Yesterday I spent most of the day and some of the night working with an orchestra. Not a synthesizer, but an orchestra. Of course, I've never met any of the players and can't imagine that I ever will. But I'm still using them as much as I can.
What I actually spent my time working with were two music products. One was a CD of orchestra samples. Meaning that some guy got an orchestra and a microphone together and said, "Violins, play middle C!- Great! Okay, now Trumpets, play the G above that!" After recording a multitude of single notes, combined notes, short notes and sustained notes, all at various volumes and intensities, he organized it together into a CD product for people like me to edit into our music however we'd like.
The other product is a CD containing musical phrases played by a live orchestra in a variety of cinematic styles. These files I can either use as they come, or spend time (like I did yesterday) chopping them up into smaller bits to use as samples, giving me more control over the final product.
At least one (and probably more) of the songs I'm working on for "Dark Ritual" will use a blend of dark electronic beats and sampled orchestra. I'll also be using a blend of live and sampled voices to create a men's chorus and mixed choir when appropriate.
I've always loved mixing together elements that seem opposed to each other: Extreme Violence and Christian Fiction, Sci-fi mixed with Fantasy, and now a Classical music sound blended with Electronic.
I'm certainly not the first. Far from it. Danny Elfman has been littering his film scores with electronic production value since "The Planet of the Apes". The bands "Evanescence" and "Red" have both combined hard rock with emotive strings.

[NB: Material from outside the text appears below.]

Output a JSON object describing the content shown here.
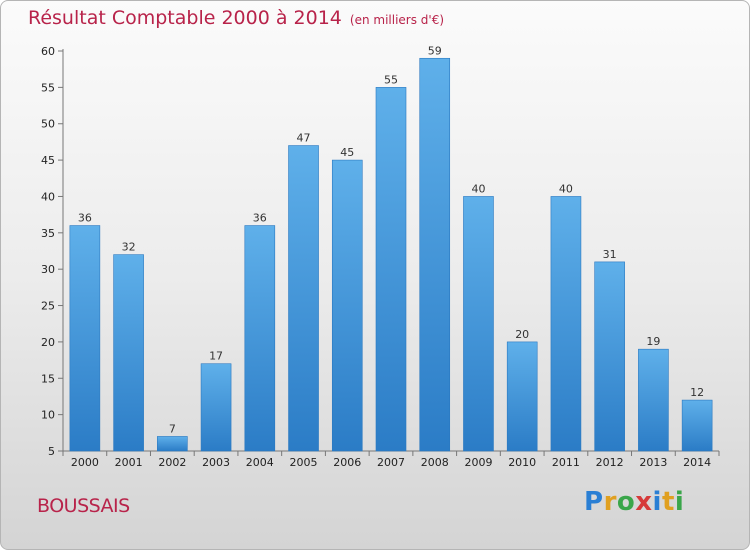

It's something I've wanted to do before, and even imagined early on for song concepts (that had to be put aside) in "Spirit Blade". But two things have brought me back to the idea. First, I've grown in my ability to create and mix tracks, making it the right time to stretch myself in this area. And second, the story of "Dark Ritual" calls for an element of the ancient. Our main characters spend most of their time in a world of ancient tradition and dark mysticism, so I'd like the music to reflect that.
Hopefully, when you hear "Dark Ritual", both the scoring and the songs will help transport you to an ancient and mysterious place filled with both power and dread.